GPT-4 also persistently hallucinated the keyword BREAKING NEWS, which I think sounds like a pretty good keyword if Tabloid were to ever get error handling.
The spooky part is that the almost all the solutions at face value would get partial credit. They had the right abstract approach, being familiar with reams of example approaches in natural language or programming languages. However, in each case, GPT-4, 4o, Claude all failed to produce something without syntax errors.
I suspect this is the case because transformers do subgraph matching, and while on one end there are rich internal connections for all the problems I requested, on the other end there is nothing similar enough for it to even get a foothold, hence the biggest struggle being syntax.

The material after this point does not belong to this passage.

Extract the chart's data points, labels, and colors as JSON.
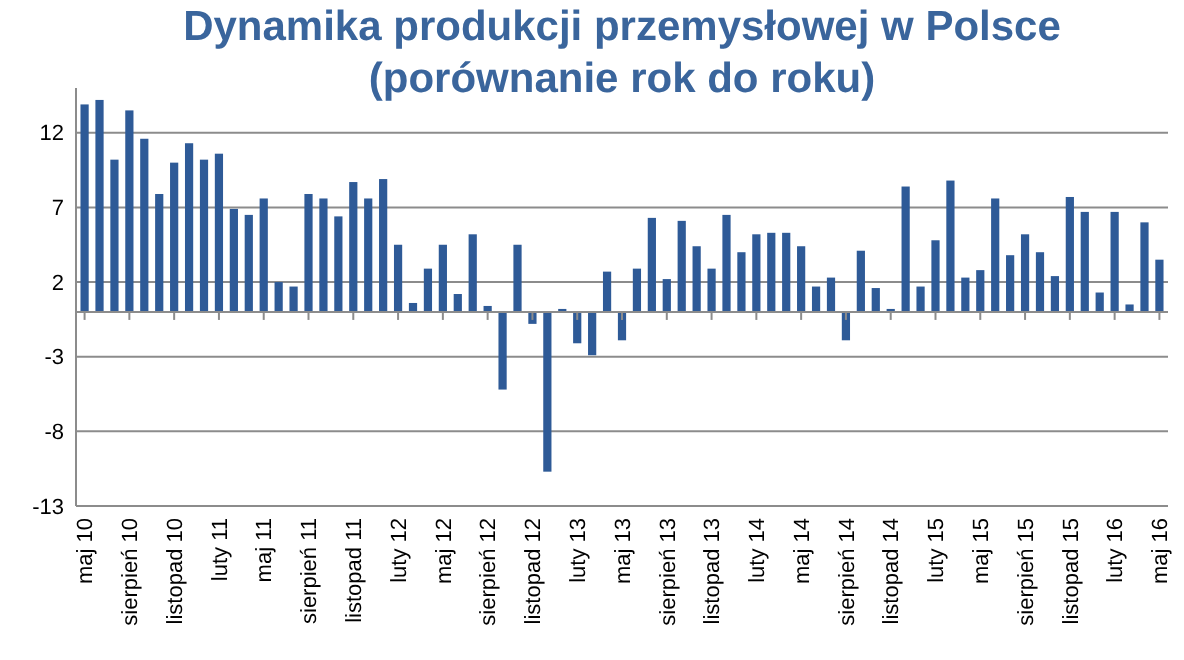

If the only barrier to executing Tabloid code (or other unseen languages) is more basic syntax training, then it excitingly suggests it just needs to learn the abstract concepts from leetcode scrapes once for every syntax it knows. Prior research has shown that grammar is easy for language models. When GPT-2 was made large enough, it went from babbling to grammatical sentences very early in it's training, and at that moment its loss plummeted.
All tests conducted in temporary data mode so that this eval stays dark.